Takaki takes us through this journey starting in Chapter 2, with the colonization of America and the violent exploitation of indigenous peoples and appropriation of their lands. In Chapter 3 he moves on to discuss the slave trade and how Africans and their descendants built the economy in brutalizing conditions. Essentially, Takaki provides a revisionist history of America, challenging master narratives and popular canons that glorify the achievements of white Europeans, which are predicated on the land, labor and cultural resources of Native Americans and African Americans.

It is often the case that history is told from the perspective of conquerors, especially in preliterate societies. Takaki’s book counters this trend by drawing on evidence from many primary and secondary sources. He uses songs, poems, oral histories, diaries, autobiographical texts, and archaeological findings to elicit perspectives that typically are overlooked when narrating the experiences and stories of minority groups. For these reasons, his writing is highly humanistic.

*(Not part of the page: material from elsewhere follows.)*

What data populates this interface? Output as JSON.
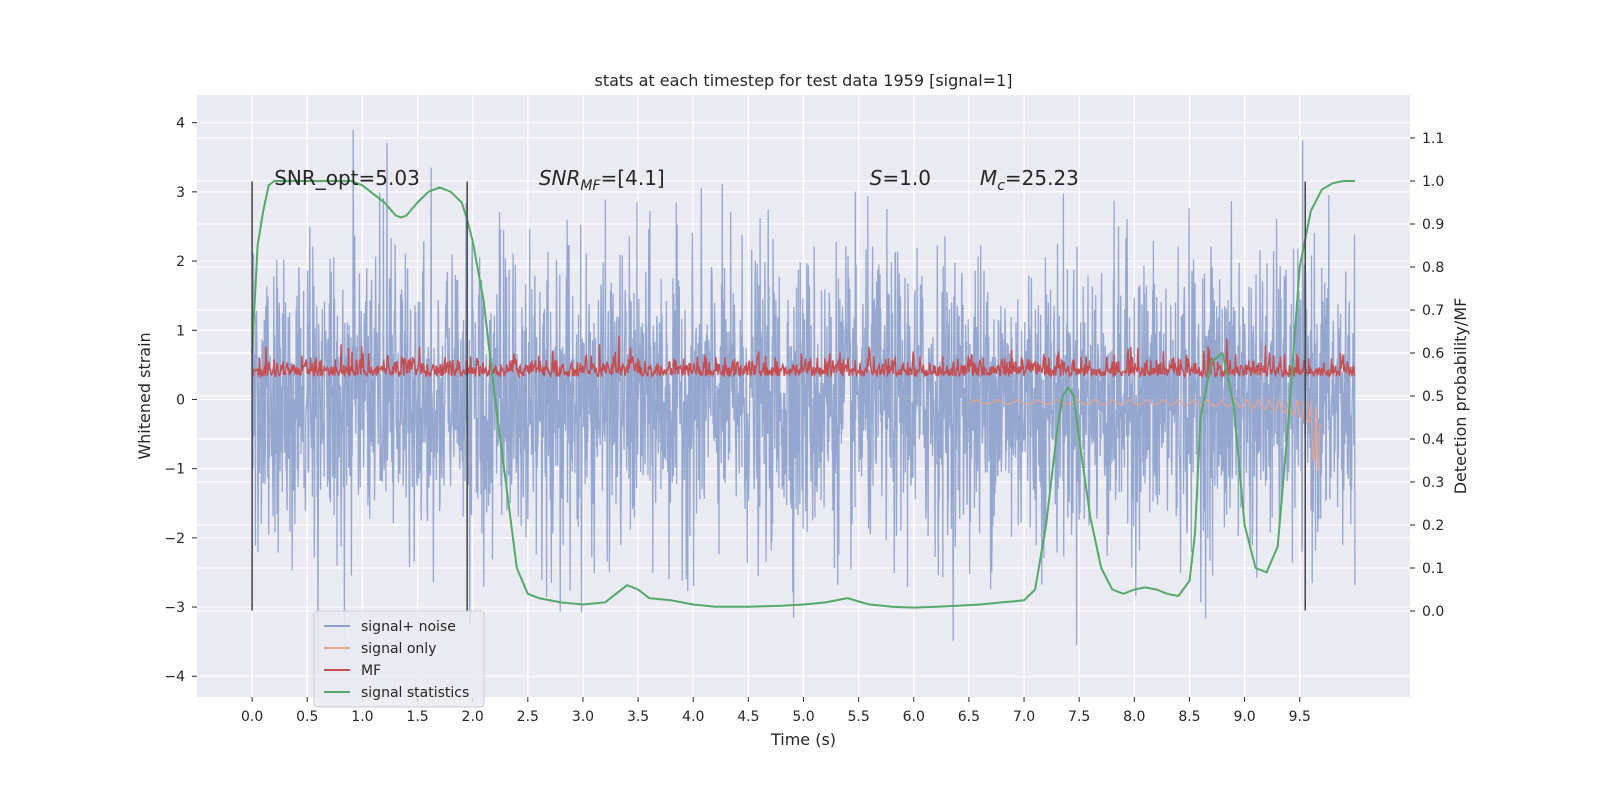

Takaki’s allegorical use of The Tempest in Chapters 2 and 3 adds to this literary quality. His juxtaposition of two main characters, Caliban and Prospero, serves as a useful foil to consider constructions of race and identity in colonial and postrevolutionary America, first through the lens of “savagery” and “civilization” and then through a lens of “blackness” and “whiteness.” Caliban personifies barbarity, treachery, and defilement while Prospero epitomizes virtues of erudition, conquest, and divine right. Even their names allude to these attributes; Caliban is associated with “cannibal” and Prospero with prosperity (32). Although Takaki draws on The Tempest to discuss early representations of race and identity in America, he is careful to show that these representations reveal more about the English than they do about Native Americans or African Americans. Citing sociologist Kai Erickson, Takaki writes, “One of the surest ways to confirm an identity, for communities as well as for individuals, is to find some way of measuring what one is not” (42).